Happee: moda vinda das mãos de artesãos indianos para o Brasil

Somos apaixonados pela Índia. Tão apaixonados que abrimos uma marca inspirada no país”. Essa é a frase com que a Letícia Sales define a relação dela e do sócio, Peeyush Rastogi, com o país e com a Happee, uma marca de impacto socioambiental inspirada na Índia, viagens e muita positividade!

Letícia é formada em Moda pela Faculdade Santa Marcelina, em São Paulo e pós-graduada em negócios internacionais. Ela foi parar na Índia há 7 anos, através de um programa de intercâmbio da AIESEC. “Trabalhei em algumas empresas brasileiras antes de vir pra Índia, até que resolvi realizar o sonho de morar no exterior. Minha intenção não era vir para a Índia, mas a maioria das vagas da AIESEC em moda eram aqui, então acabou acontecendo naturalmente”. Ela também fez um intercâmbio de moda na Itália.

Peeyush apareceu na vida dela durante o intercâmbio. Ele era o vice-presidente no escritório da AIESEC de Jaipur, e era responsável justamente pelo departamento que traz intercambistas de fora para trabalharem nas empresas locais. “Nos conhecemos e, com o passar do tempo, vimos que ambos tínhamos o desejo de criar um negócio com impacto, que não fosse apenas uma empresa que visa o lucro, que segue o padrão tradicional de funcionamento”.

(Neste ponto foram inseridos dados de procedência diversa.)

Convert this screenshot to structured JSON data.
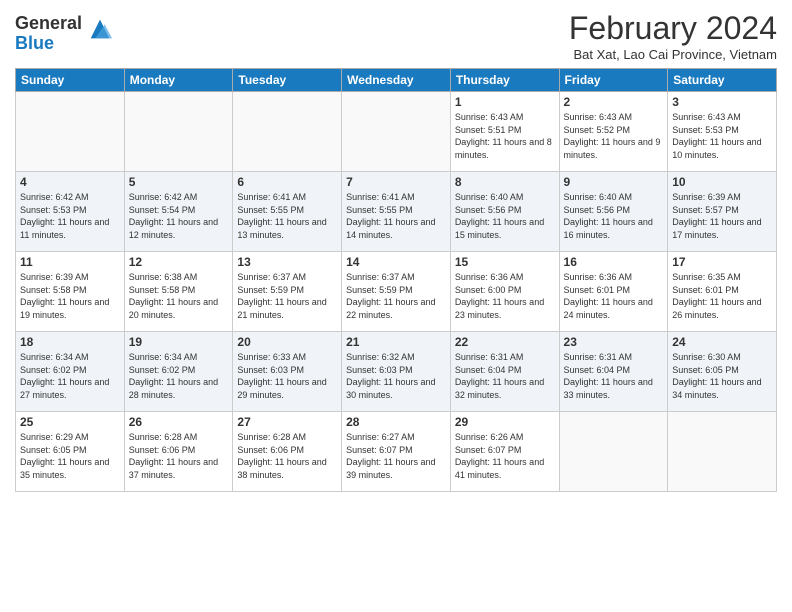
{
  "header": {
    "logo_general": "General",
    "logo_blue": "Blue",
    "title": "February 2024",
    "location": "Bat Xat, Lao Cai Province, Vietnam"
  },
  "days_of_week": [
    "Sunday",
    "Monday",
    "Tuesday",
    "Wednesday",
    "Thursday",
    "Friday",
    "Saturday"
  ],
  "weeks": [
    [
      {
        "day": "",
        "info": ""
      },
      {
        "day": "",
        "info": ""
      },
      {
        "day": "",
        "info": ""
      },
      {
        "day": "",
        "info": ""
      },
      {
        "day": "1",
        "info": "Sunrise: 6:43 AM\nSunset: 5:51 PM\nDaylight: 11 hours and 8 minutes."
      },
      {
        "day": "2",
        "info": "Sunrise: 6:43 AM\nSunset: 5:52 PM\nDaylight: 11 hours and 9 minutes."
      },
      {
        "day": "3",
        "info": "Sunrise: 6:43 AM\nSunset: 5:53 PM\nDaylight: 11 hours and 10 minutes."
      }
    ],
    [
      {
        "day": "4",
        "info": "Sunrise: 6:42 AM\nSunset: 5:53 PM\nDaylight: 11 hours and 11 minutes."
      },
      {
        "day": "5",
        "info": "Sunrise: 6:42 AM\nSunset: 5:54 PM\nDaylight: 11 hours and 12 minutes."
      },
      {
        "day": "6",
        "info": "Sunrise: 6:41 AM\nSunset: 5:55 PM\nDaylight: 11 hours and 13 minutes."
      },
      {
        "day": "7",
        "info": "Sunrise: 6:41 AM\nSunset: 5:55 PM\nDaylight: 11 hours and 14 minutes."
      },
      {
        "day": "8",
        "info": "Sunrise: 6:40 AM\nSunset: 5:56 PM\nDaylight: 11 hours and 15 minutes."
      },
      {
        "day": "9",
        "info": "Sunrise: 6:40 AM\nSunset: 5:56 PM\nDaylight: 11 hours and 16 minutes."
      },
      {
        "day": "10",
        "info": "Sunrise: 6:39 AM\nSunset: 5:57 PM\nDaylight: 11 hours and 17 minutes."
      }
    ],
    [
      {
        "day": "11",
        "info": "Sunrise: 6:39 AM\nSunset: 5:58 PM\nDaylight: 11 hours and 19 minutes."
      },
      {
        "day": "12",
        "info": "Sunrise: 6:38 AM\nSunset: 5:58 PM\nDaylight: 11 hours and 20 minutes."
      },
      {
        "day": "13",
        "info": "Sunrise: 6:37 AM\nSunset: 5:59 PM\nDaylight: 11 hours and 21 minutes."
      },
      {
        "day": "14",
        "info": "Sunrise: 6:37 AM\nSunset: 5:59 PM\nDaylight: 11 hours and 22 minutes."
      },
      {
        "day": "15",
        "info": "Sunrise: 6:36 AM\nSunset: 6:00 PM\nDaylight: 11 hours and 23 minutes."
      },
      {
        "day": "16",
        "info": "Sunrise: 6:36 AM\nSunset: 6:01 PM\nDaylight: 11 hours and 24 minutes."
      },
      {
        "day": "17",
        "info": "Sunrise: 6:35 AM\nSunset: 6:01 PM\nDaylight: 11 hours and 26 minutes."
      }
    ],
    [
      {
        "day": "18",
        "info": "Sunrise: 6:34 AM\nSunset: 6:02 PM\nDaylight: 11 hours and 27 minutes."
      },
      {
        "day": "19",
        "info": "Sunrise: 6:34 AM\nSunset: 6:02 PM\nDaylight: 11 hours and 28 minutes."
      },
      {
        "day": "20",
        "info": "Sunrise: 6:33 AM\nSunset: 6:03 PM\nDaylight: 11 hours and 29 minutes."
      },
      {
        "day": "21",
        "info": "Sunrise: 6:32 AM\nSunset: 6:03 PM\nDaylight: 11 hours and 30 minutes."
      },
      {
        "day": "22",
        "info": "Sunrise: 6:31 AM\nSunset: 6:04 PM\nDaylight: 11 hours and 32 minutes."
      },
      {
        "day": "23",
        "info": "Sunrise: 6:31 AM\nSunset: 6:04 PM\nDaylight: 11 hours and 33 minutes."
      },
      {
        "day": "24",
        "info": "Sunrise: 6:30 AM\nSunset: 6:05 PM\nDaylight: 11 hours and 34 minutes."
      }
    ],
    [
      {
        "day": "25",
        "info": "Sunrise: 6:29 AM\nSunset: 6:05 PM\nDaylight: 11 hours and 35 minutes."
      },
      {
        "day": "26",
        "info": "Sunrise: 6:28 AM\nSunset: 6:06 PM\nDaylight: 11 hours and 37 minutes."
      },
      {
        "day": "27",
        "info": "Sunrise: 6:28 AM\nSunset: 6:06 PM\nDaylight: 11 hours and 38 minutes."
      },
      {
        "day": "28",
        "info": "Sunrise: 6:27 AM\nSunset: 6:07 PM\nDaylight: 11 hours and 39 minutes."
      },
      {
        "day": "29",
        "info": "Sunrise: 6:26 AM\nSunset: 6:07 PM\nDaylight: 11 hours and 41 minutes."
      },
      {
        "day": "",
        "info": ""
      },
      {
        "day": "",
        "info": ""
      }
    ]
  ]
}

happee leticia e socio na india

Letícia diz que na experiência trabalhando lá, percebeu que a moda é uma indústria muito injusta e desigual no mundo inteiro. Antes da Índia, ela já havia trabalhado no Brasil e na Itália, e percebeu que há um padrão global na indústria de exploração de mão de obra, que vai desde marcas de fast fashion até marcas de luxo italianas. “Como continuar ‘vestindo a camisa’ em empresas como essas?”, pensou.

Ela já tinha experiência com moda e o Peeyush tinha experiência lidando com empresas locais de vestuário, então resolveram criar um negócio de impacto na indústria.

“Trabalhamos para proporcionar uma vida melhor a artesãos e pessoas em situação de vulnerabilidade, dando-lhes o carinho e o respeito que merecem, e uma chance de dar às suas famílias uma vida melhor”.

Eles começaram a levar alguns produtos para o Brasil, para ver do que as pessoas mais gostavam, e assim foram criando os primeiros produtos. Lançaram a Happee em julho de 2015 e, com o passar do tempo, revisaram as causas sociais que apoiam e os produtos que vendem. Hoje, eles trabalham com roupas femininas (e algumas camisas masculinas), sapatos, lenços e acessórios como nécessaires e carteiras. “Nossos produtos possuem estampas e bordados feitos à mão, através de técnicas ancestrais indianas”.

happee leticia e socio em frente ao monumento

Happee e o empreendedorismo social como forma de transformação

“Para nós, a Happee é um modo de resolver alguns problemas da indústria da moda através do nosso trabalho. No empreendedorismo social, nós acreditamos que fazer o bem é uma prioridade, assim como o lucro. Fazer o bem nos faz tão felizes quanto um mês com boas vendas, ou bons resultados que temos em qualquer departamento. O impacto social faz parte de tudo o que fazemos. Não é uma ação pontual feita por um departamento específico. Faz parte da empresa assim como o desenvolvimento de um produto, é um pensamento constante de como podemos impactar a vida das pessoas, melhorar o que já fazemos. Como podemos tornar um produto mais artesanal para darmos renda a mais artesãos, como podemos usar uma parte do lucro para reverter em ações na comunidade, como podemos fazer uma etiqueta em papel artesanal para empregarmos mais famílias”, conta Letícia.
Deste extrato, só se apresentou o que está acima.